“Darkness cannot drive out darkness: only light can do that. Hate cannot drive out hate: only love can do that.”
Martin Luther King Jr.
Oil Painting 36 x 48 inches
Why do I paint sunsets? I was told by an artist whose opinion I value, that sunset paintings are cheesy. They can be. Sunsets have been painted as often as paintings of the Christ. But for many years the ‘art scene’ repeatdly bandies about a word – relevance. Can a painting of a sunset be relevant in these times? We are bombarded with news and images of violence, human misery and every type of depravity possible. It sometimes seems the only thing the art world considers relevant are images that evokes these darkest sides of humanity.
I am a child of parents directly and indirectly affected by the Holocaust. My father, born in Vienna, came to Canada as a young man via a prisoner of war camp. He was arrested as an ‘Enemy Alien’ in London England During World War II.
It was Kristallnacht – the night of broken glass, Jewish business owners including my father’s father were arrested and taken away. My grandfather was killed by the SS shortly after his arrest. My father’s family then fled to the United States, but my father and a buddy chose to leave for England, believing it was safe. As Hitler closed in on England the British arrested all German and Austrian nationals and placed them in a prison camp on the Isle of Mann. My father was arrested and placed in this camp, Jews and Nazis. The British at that time unfortunately made no distinction.
During the war the prison camp was moved to The Plains of Abraham in Quebec. After years of living under these circumstances, my father was released to sponsors in Windsor, Ontario, but the impact of these experiences left behind scars that tormented my father for the rest of his life.
My Mother was born in Canada, but most of her family remained behind in Poland. During WWII the entire village my mother was from was wiped out. The village no longer can be found on a map. Every one of my mother’s aunts, cousins and grandparents perished in Auschwitz.
Somehow after the war, my mother and father found each other on Seacliff beach in Leamington, married and had 6 children. But they were not equipped to be parents. I grew up in was turbulent, dysfunctional home and was educated at an early age about the evils of humanity. I grew up while the Vietnam War raged. My Mother put a poster up on the Kitchen wall that said, “Make Love Not War”. But sadly, the war also raged inside our home and the sentiments of the poster were lost on all of us.
Nature’s Exquisite Composition
Flying past my childhood to the present, I paint scenes of beauty. I choose not to dwell on the ugliness that I am exceptionally aware that exits, present and past. And I choose to live outside of what is ‘relevant’. I paint and exalt the beauty that surrounds me. My spirituality is in that of praising the beauty and the blessings I witness. My temple is the open sky, a woodland trail, a stream, or endless farm field. My worship is in the process of recreating my representation of nature’s exquisite composition.

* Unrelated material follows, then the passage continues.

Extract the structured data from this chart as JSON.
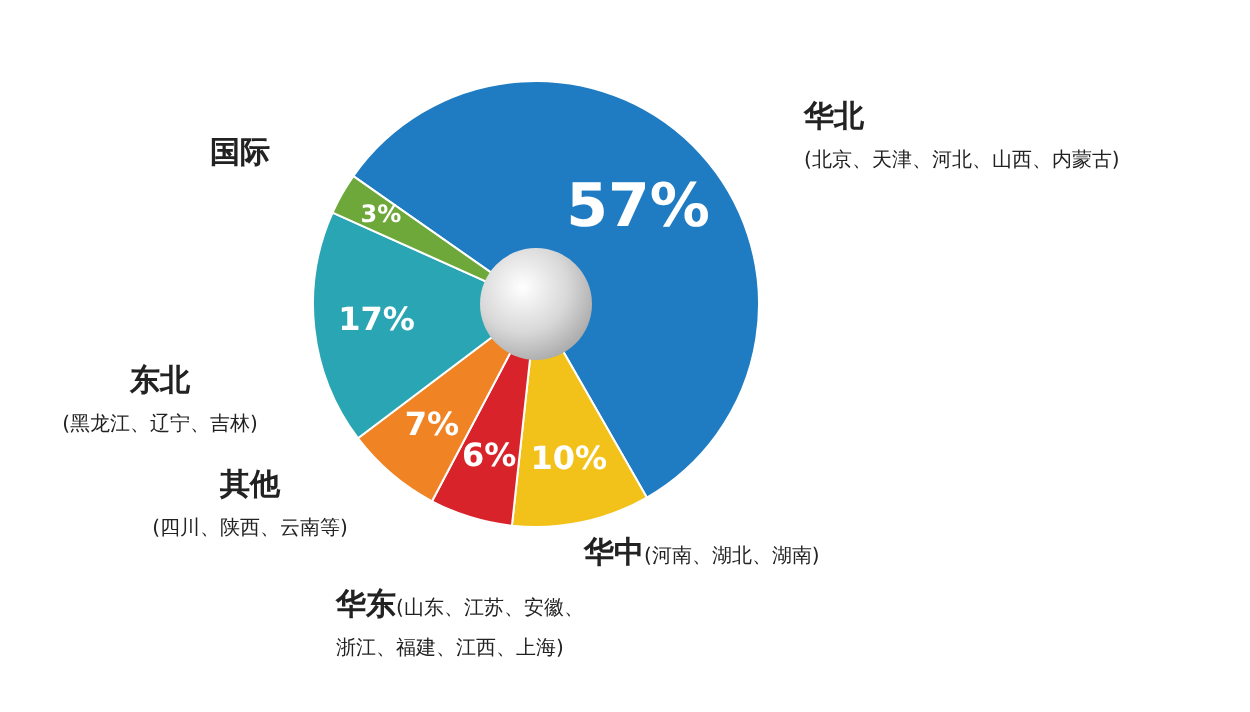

With every excursion from my home, I seek out something of beauty. I am fortunate to live in a small town, near farm fields, the Credit River, the Escarpment, Bruce Trail and many lovely vistas. But even on a mundane shopping trip, I stop to study the clouds, or the tracery of branches against the sky.
Painting the sunset is an exercise that endeavours to exalt the greatest wonder of the natural world. It is something that can be shared by anyone who chooses to look up and out at the right moment. It can be fleeting, ethereal, and awe-inspiring. Even the most jaded money manager on Wall Street cannot help but look away from his monitors, for even just a moment, to experience this event. Man cannot create it or defeat it.
There is also the reminder that there are those who are prevented from witnessing the sky either by imprisonment, illness or unfortunate circumstances. But my paintings are also expressions of hope. The incomprehensible divine force that pervades all things. It is a reminder that there is something greater than us.
So I chase the sunset, and try to recapture the impact and experience on my canvas. I wish the viewer of my paintings to be struck by the dazzling luminosity of the sky. The colours I sometimes use are so bright they almost hurt the eye. This effect is created by the contrast of colours. You cannot see the light without the darkness. It is only a few moments later that the subtleties are reviled in the foreground of my painting.
Hopefully, the viewer of my paintings will take with them the quiet of the moment and the lingering imprint of a beautiful image.
Are my sunsets cheesy? Does it matter?